Last week there was a media buzz generated by a recent article in The Lancet (a pro-vaccine, pro-pharmaceutical industry medical journal that is published in Britain) that showed that flu vaccinations are far less effective than had been previously believed. In fact, the study suggests that the trivalent flu vaccines currently being pushed may approach worthlessness.

The article’s principle author was Michael Osternolm, PhD, MPH, a widely published infectious disease researcher who, prior to his current faculty position at the University of Minnesota, had served in various capacities with the CDC and the Minnesota Department of Health (MDH), including a high profile role as the MDH’s Chief of the Acute Disease Epidemiology Section. 15 years of that association with the MDH was served as Minnesota state epidemiologist. Osterholm has published over 300 articles and is highly respected in his field.

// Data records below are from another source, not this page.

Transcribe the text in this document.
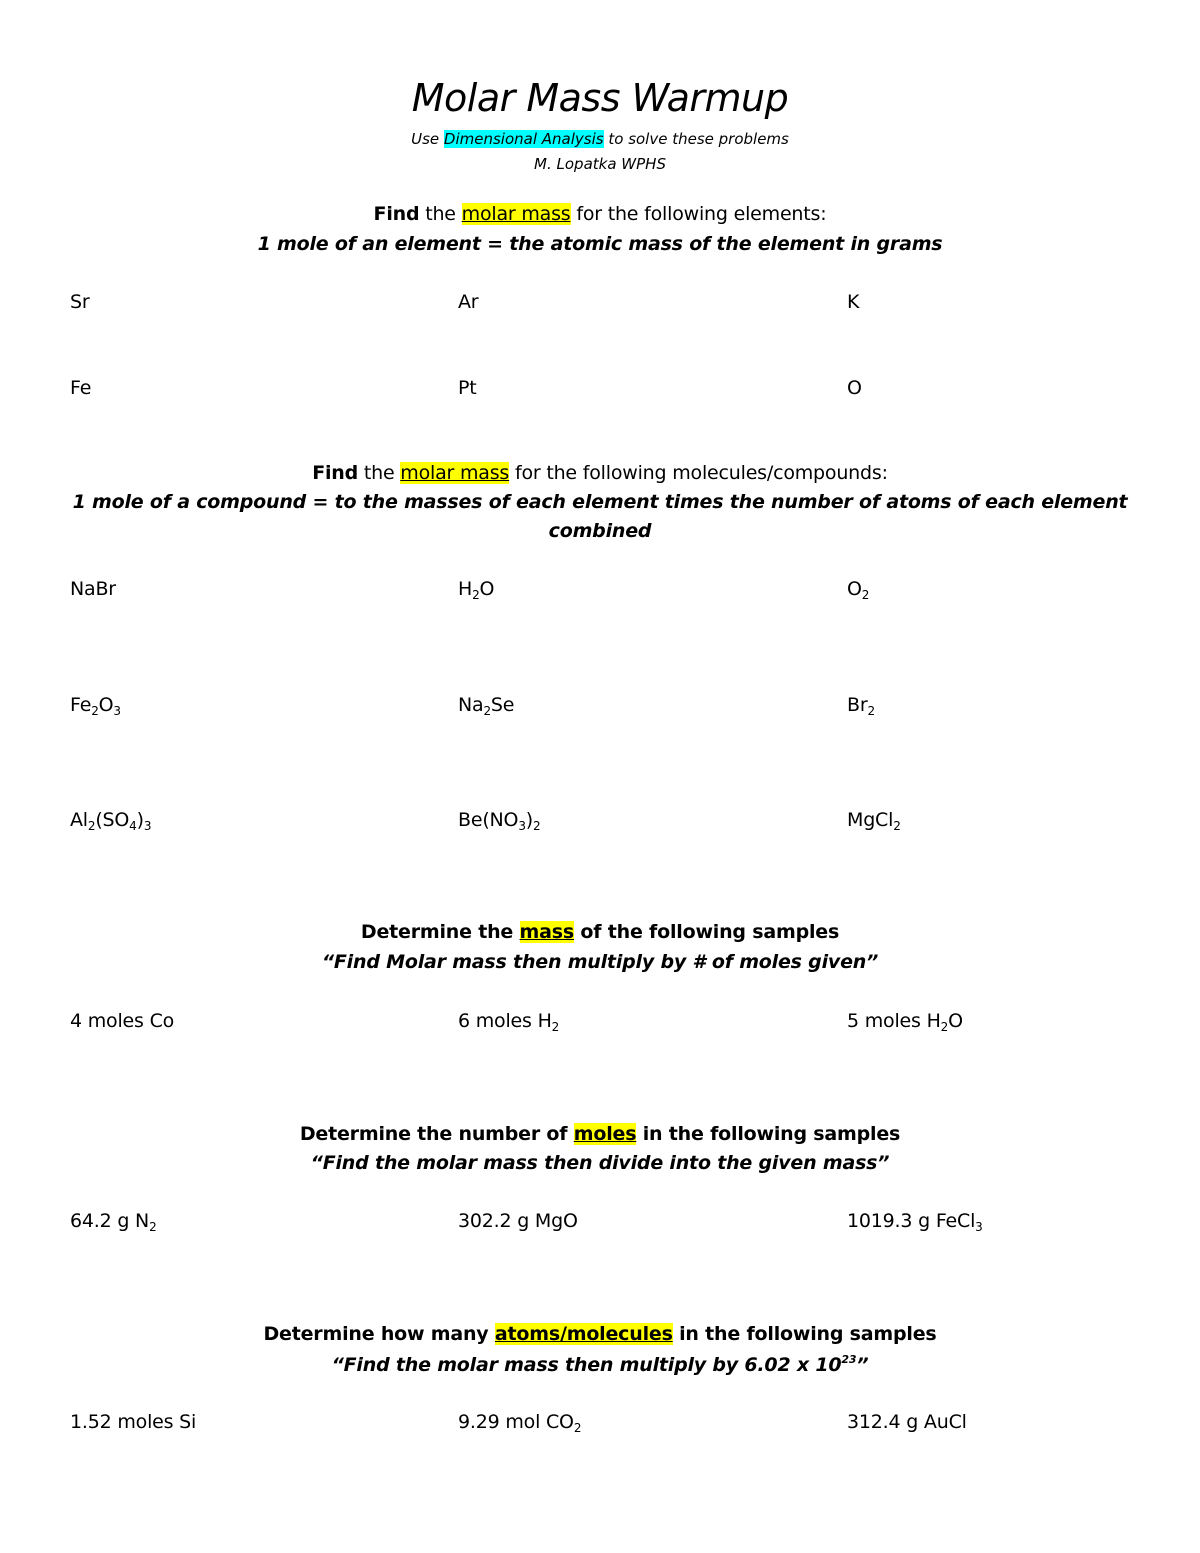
Molar Mass Warmup
Use Dimensional Analysis to solve these problems
M. Lopatka WPHS
Find the molar mass for the following elements:
1 mole of an element = the atomic mass of the element in grams
Sr	Ar	K
Fe	Pt	O
Find the molar mass for the following molecules/compounds:
1 mole of a compound = to the masses of each element times the number of atoms of each element
combined
NaBr	$H_2O$	$O_2$
$Fe_2O_3$	$Na_2Se$	$Br_2$
$Al_2(SO_4)_3$	$Be(NO_3)_2$	MgCl$_2$
Determine the mass of the following samples
“Find Molar mass then multiply by # of moles given”
4 moles Co	6 moles $H_2$	5 moles $H_2O$
Determine the number of moles in the following samples
“Find the molar mass then divide into the given mass”
64.2 g $N_2$	302.2 g MgO	1019.3 g FeCl$_3$
Determine how many atoms/molecules in the following samples
“Find the molar mass then multiply by 6.02 x $10^{23}$”
1.52 moles Si	9.29 mol $CO_2$	312.4 g AuCl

The disconnect between the science and the propaganda

The Lancet study, in the reports that I listened to on NPR and read about in various print media, was deceptively reported as showing that the trivalent flu vaccines should still be regarded as “moderately effective” for flu prevention rather than being brought into question as the minimally effective vaccine that the article suggested. What could explain the disconnect between the science and the propaganda?

Seeing no sign of a public retraction from Osterholm or his co-authors about the glaring misperceptions, I began to wonder if they were even aware that they had stooped to the depths that so many other medical, psychiatric and pharmaceutical industry researchers have gone to when their articles are published in mainstream medical journals. Misleading statistics that have appeared in medical journals are also used in drug commercials and by drug sales representatives when they try to convince us physicians to prescribe their company’s synthetic drugs.

What I am talking about is the common statistical trick of the trade called the Relative Risk Reduction [RRR] statistic, which intentionally inflates embarrassingly low or even statistically insignificant results that have been obtained from research studies.

What the public deserves to be informed about but usually doesn’t get is the far more meaningful Absolute/Actual Risk Reduction [ARR] figure, which are often too small to call attention to. Hence, the invention of the misleading RRR. I will deal with the important mathematical differences further below.

The deceptive relative risk reduction statistic

A lot of medical research these days is done by academic scientists that may not be clinicians. The vast majority of these researchers (estimated to be over 80%) are in the employ of the for-profit drug and medical device industries. The research articles that list them as authors are frequently written by ghost-writers who are salaried by the corporations that designed and funded the study and have, by contract, exclusive control of how the research is utilized.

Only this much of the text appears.